The Lebanese struggle for democracy and independence is still in its early, uncertain stages, but it's important to celebrate victories. And this week's departure of the Syrian moukhabarat, as the intelligence officers are known in Arabic, was an important moment. The iron curtain of fear dropped a bit; Lebanese people began to breathe more easily. And best of all, these small but exhilarating moves toward freedom were broadcast live on al-Jazeera, so that the rest of the Arabs could watch -- and dream.
To understand what the Lebanese must have felt this week as those Syrian trucks rumbled away from the Beau Rivage, you have to comprehend the bloody thread of assassination that has been woven through Lebanon's history since Syrian troops first intervened in 1976. This is history as nightmare, a story in which people who spoke out ended up dead.

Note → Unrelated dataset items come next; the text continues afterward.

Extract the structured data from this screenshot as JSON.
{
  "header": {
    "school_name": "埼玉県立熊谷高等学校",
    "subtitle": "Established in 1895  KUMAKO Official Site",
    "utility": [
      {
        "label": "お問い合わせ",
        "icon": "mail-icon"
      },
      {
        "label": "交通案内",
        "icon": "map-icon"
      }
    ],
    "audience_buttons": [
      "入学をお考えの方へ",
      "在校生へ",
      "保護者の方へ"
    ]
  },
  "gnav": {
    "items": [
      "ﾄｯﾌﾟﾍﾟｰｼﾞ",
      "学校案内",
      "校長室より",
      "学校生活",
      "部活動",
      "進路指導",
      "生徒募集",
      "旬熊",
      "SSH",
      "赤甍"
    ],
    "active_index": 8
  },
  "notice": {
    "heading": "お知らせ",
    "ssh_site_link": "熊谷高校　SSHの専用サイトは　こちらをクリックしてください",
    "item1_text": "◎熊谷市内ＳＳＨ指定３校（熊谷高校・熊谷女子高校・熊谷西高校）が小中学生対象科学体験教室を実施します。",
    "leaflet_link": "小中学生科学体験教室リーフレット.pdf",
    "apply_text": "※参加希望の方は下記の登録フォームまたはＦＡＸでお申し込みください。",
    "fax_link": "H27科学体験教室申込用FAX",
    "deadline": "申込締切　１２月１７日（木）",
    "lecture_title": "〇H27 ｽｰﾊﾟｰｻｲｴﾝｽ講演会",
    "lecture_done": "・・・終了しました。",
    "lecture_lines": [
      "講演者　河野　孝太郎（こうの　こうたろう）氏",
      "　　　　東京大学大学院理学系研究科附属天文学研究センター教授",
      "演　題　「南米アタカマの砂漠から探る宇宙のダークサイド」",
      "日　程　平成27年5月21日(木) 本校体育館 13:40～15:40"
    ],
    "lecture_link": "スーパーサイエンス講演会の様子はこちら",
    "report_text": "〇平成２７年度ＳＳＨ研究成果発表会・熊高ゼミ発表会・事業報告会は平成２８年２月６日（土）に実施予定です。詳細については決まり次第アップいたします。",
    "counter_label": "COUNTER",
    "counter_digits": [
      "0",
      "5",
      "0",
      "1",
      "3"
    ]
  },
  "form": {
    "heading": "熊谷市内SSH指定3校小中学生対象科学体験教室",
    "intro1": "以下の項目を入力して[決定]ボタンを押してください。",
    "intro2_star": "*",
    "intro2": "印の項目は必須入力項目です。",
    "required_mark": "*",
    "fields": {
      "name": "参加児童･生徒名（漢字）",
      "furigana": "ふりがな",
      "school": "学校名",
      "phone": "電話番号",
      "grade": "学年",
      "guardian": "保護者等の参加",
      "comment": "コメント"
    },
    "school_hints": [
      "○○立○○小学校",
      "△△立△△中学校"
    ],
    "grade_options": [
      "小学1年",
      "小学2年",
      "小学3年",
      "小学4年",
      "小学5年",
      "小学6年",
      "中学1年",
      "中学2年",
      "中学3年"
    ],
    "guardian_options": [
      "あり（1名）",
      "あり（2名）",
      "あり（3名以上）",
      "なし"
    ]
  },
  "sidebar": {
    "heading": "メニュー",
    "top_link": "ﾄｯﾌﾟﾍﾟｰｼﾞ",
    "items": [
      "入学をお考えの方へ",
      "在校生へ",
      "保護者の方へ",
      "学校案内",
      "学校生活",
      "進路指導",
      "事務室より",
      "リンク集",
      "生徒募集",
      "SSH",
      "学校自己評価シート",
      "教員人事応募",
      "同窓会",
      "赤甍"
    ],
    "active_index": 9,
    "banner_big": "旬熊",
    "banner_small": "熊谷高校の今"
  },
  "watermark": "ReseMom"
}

The first great martyr was the Druze leader Kamal Jumblatt, who was assassinated near a Syrian checkpoint on March 16, 1977. He had publicly criticized the Syrian occupation and privately was more outspoken. "My father warned that if the Syrians came into Lebanon, they would never get out," his son Walid told me last month at his ancestral home in Mouktara. A portrait of Kamal loomed over us as we talked. Now Walid is risking his own life as the leader of the anti-Syrian opposition.
Those who protested the killings paid with their lives. A Lebanese journalist named Selim Lowzi, who dared to write critically about Damascus, was found dead near a Syrian checkpoint on Feb. 24, 1980. The fingers with which he had typed his articles were said to have been mutilated. A few months later, the leader of the Lebanese union of editors, Riad Taha, was assassinated.
Nobody was immune from the reign of terror. In May 1989 Sheik Hassan Khaled, the highest-ranking Sunni Muslim leader in Lebanon, was assassinated after he criticized indiscriminate Syrian shelling of Lebanese Christian and Muslim neighborhoods. In November of that year, Lebanese President Rene Moawad was killed by a car bomb after he disagreed openly with Damascus. And finally, last month, former Lebanese prime minister Rafiq Hariri was killed by a massive bomb that had been buried under one of Beirut's main thoroughfares.
The brazen murder of Hariri finally broke the curtain of fear and silence. Lebanese braved Syrian troops and marched in the streets by the thousands, in effect reclaiming their capital. Their message was simple: We aren't afraid of you anymore. We would rather die than keep living like this.
That was the moment the Syrian chokehold was broken. The retreat of the intelligence men from the Beau Rivage this week was inevitable -- once the Lebanese people had decided they wouldn't take it any longer. That's the astonishing fact about history. It seems to advance in big, inevitable movements, but it's actually made one person at a time.